IOI meeting (copy)

Misael Cabrera, director of the Arizona Department of Environmental Quality, talks in Tubac last July about a cost-sharing proposal to repair the cross-border sewer line known as the IOI.

After months of scrambling for funds to repair a deteriorating cross-border sewer line in Santa Cruz County, the Arizona Department of Environmental Quality now has a contribution from the state government to put toward its goal.

Arizona’s $11.8 billion budget for fiscal year 2020, passed by the state legislature and signed into law by Gov.

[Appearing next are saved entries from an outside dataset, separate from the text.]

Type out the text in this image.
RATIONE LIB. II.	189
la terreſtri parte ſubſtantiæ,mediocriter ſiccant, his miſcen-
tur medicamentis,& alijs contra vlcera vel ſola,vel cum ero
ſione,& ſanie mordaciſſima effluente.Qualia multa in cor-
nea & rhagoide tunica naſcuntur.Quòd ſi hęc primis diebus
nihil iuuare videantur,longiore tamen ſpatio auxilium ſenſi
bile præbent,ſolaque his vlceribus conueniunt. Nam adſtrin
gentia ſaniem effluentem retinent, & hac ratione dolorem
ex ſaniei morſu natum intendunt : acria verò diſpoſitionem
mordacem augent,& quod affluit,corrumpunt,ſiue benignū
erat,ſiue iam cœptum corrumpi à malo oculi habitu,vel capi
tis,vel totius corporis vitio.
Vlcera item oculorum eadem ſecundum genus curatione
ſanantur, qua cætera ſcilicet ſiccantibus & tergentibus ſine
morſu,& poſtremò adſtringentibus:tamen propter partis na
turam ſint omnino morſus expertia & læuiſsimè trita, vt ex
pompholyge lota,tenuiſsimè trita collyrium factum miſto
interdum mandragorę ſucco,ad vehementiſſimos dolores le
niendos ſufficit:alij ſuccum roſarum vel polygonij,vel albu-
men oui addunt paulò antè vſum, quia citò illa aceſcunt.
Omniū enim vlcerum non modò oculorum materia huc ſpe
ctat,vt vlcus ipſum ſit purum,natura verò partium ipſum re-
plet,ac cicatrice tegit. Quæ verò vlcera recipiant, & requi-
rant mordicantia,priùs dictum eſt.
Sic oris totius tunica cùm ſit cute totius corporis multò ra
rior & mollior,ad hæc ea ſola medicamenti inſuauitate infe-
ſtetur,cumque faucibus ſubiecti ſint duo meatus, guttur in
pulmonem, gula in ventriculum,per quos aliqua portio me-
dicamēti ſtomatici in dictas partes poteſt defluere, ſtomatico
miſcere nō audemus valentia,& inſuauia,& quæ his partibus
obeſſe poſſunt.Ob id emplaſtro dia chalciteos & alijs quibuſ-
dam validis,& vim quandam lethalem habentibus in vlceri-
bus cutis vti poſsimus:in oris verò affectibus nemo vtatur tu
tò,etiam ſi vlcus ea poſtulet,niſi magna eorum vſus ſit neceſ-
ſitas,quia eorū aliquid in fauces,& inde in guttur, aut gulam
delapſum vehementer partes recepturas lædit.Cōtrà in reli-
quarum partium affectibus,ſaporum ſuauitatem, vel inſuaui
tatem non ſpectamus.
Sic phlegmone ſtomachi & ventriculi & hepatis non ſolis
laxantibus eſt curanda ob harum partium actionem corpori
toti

Doug Ducey on May 27, includes a one-time appropriation of $2.6 million to help ADEQ with what was labeled as “Nogales wastewater.”

“The investment will help repair the International Outfall Interceptor to ensure that water flowing through it from Mexico into Arizona is treated and safe,” said Tamara Skinner, spokeswoman for the Governor’s Office, in an email, adding: “Arizona’s investment will be matched by funding from federal and private partners.”

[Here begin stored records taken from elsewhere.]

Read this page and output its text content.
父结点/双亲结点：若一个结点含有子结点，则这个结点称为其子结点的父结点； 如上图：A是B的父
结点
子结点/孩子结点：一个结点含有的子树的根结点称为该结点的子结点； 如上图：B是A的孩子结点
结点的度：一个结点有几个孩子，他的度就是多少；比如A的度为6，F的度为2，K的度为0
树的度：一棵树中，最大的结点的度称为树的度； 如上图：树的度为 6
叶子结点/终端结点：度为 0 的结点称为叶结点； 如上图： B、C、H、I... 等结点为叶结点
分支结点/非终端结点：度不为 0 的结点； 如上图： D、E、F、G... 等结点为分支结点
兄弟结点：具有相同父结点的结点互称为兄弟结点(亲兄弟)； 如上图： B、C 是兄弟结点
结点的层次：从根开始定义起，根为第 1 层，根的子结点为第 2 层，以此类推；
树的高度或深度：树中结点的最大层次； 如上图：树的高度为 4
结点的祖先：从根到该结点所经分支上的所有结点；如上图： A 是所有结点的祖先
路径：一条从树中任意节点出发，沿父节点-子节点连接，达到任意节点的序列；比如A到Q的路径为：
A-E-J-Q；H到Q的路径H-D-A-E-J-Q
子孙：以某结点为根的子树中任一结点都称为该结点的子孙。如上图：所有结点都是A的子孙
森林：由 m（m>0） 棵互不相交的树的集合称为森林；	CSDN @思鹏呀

However, it’s still not clear which partners will provide those funds.

Last October, ADEQ Director Misael Cabrera told county officials that the U.S. International Boundary and Water Commission had $21 million, or 78 percent, of the cost for a cured-in-place project to shore up the IOI, an 8.8-mile line that carries more than 10 million gallons of sewage each day from the border to a treatment plant in Rio Rico.

The remaining 22 percent (approximately $6 million), Cabrera said at the time, had to come from other sources, adding that he had already managed to secure a $1 million contribution from an unspecified private foundation.

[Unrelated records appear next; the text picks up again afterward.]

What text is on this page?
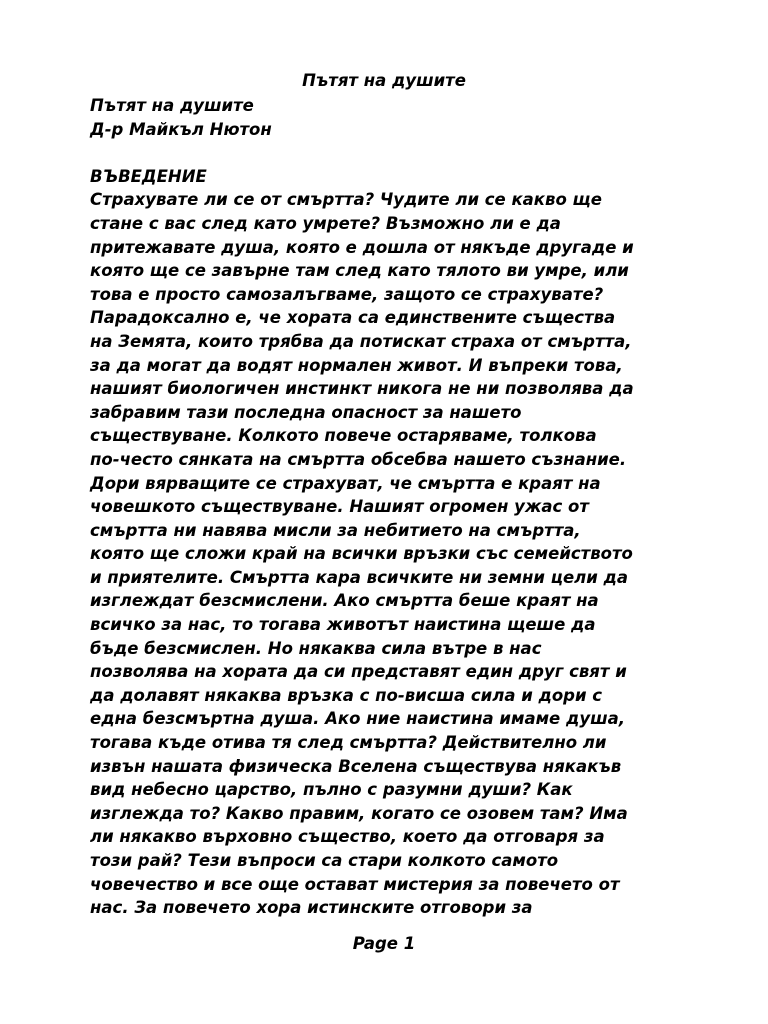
Пътят на душите
Пътят на душите
Д-р Майкъл Нютон
ВЪВЕДЕНИЕ
Страхувате ли се от смъртта? Чудите ли се какво ще
стане с вас след като умрете? Възможно ли е да
притежавате душа, която е дошла от някъде другаде и
която ще се завърне там след като тялото ви умре, или
това е просто самозалъгваме, защото се страхувате?
Парадоксално е, че хората са единствените същества
на Земята, които трябва да потискат страха от смъртта,
за да могат да водят нормален живот. И въпреки това,
нашият биологичен инстинкт никога не ни позволява да
забравим тази последна опасност за нашето
съществуване. Колкото повече остаряваме, толкова
по-често сянката на смъртта обсебва нашето съзнание.
Дори вярващите се страхуват, че смъртта е краят на
човешкото съществуване. Нашият огромен ужас от
смъртта ни навява мисли за небитието на смъртта,
която ще сложи край на всички връзки със семейството
и приятелите. Смъртта кара всичките ни земни цели да
изглеждат безсмислени. Ако смъртта беше краят на
всичко за нас, то тогава животът наистина щеше да
бъде безсмислен. Но някаква сила вътре в нас
позволява на хората да си представят един друг свят и
да долавят някаква връзка с по-висша сила и дори с
една безсмъртна душа. Ако ние наистина имаме душа,
тогава къде отива тя след смъртта? Действително ли
извън нашата физическа Вселена съществува някакъв
вид небесно царство, пълно с разумни души? Как
изглежда то? Какво правим, когато се озовем там? Има
ли някакво върховно същество, което да отговаря за
този рай? Тези въпроси са стари колкото самото
човечество и все още остават мистерия за повечето от
нас. За повечето хора истинските отговори за
Page 1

Reached last week, ADEQ spokeswoman Erin Jordan was unable to confirm whether the numbers from last October were still valid, and declined to comment if there had been any additional contributions since then.

“ADEQ is making progress on identifying funding to meet the required match to begin rehabilitation of the IOI and is hopeful that work will begin this year,” Jordan told the NI last Thursday.

County and city officials say any additional funds for the repairs won’t come from them.

Mayor Arturo Garino insisted that Nogales’ use of the IOI is much less than the financial commitment the city is asked to provide for it.

“If we start putting ourselves in a position where we’re going to be responsible for that line, every time it breaks, Nogales will have to take care of it,” Garino said, adding: “We still have to balance our budget, but there isn’t anything on our budget that has to do with the IOI.”

The County Board of Supervisors passed a resolution last Wednesday, June 5, supporting the City of Nogales in its effort to demand fair treatment in regard to the IOI, and urging the federal government to provide funding for the project.

Supervisor Manuel Ruiz told the NI that while the issue is a big concern for the county, he doesn’t see the board of supervisors approving any monetary contribution for the repairs, either.

“I think there are ways through our flood control district – we could do some kind of work along the IOI so we can protect it. I think it would be an indirect (contribution) to take care of those issues to stabilize the areas where the IOI passes,” Ruiz said.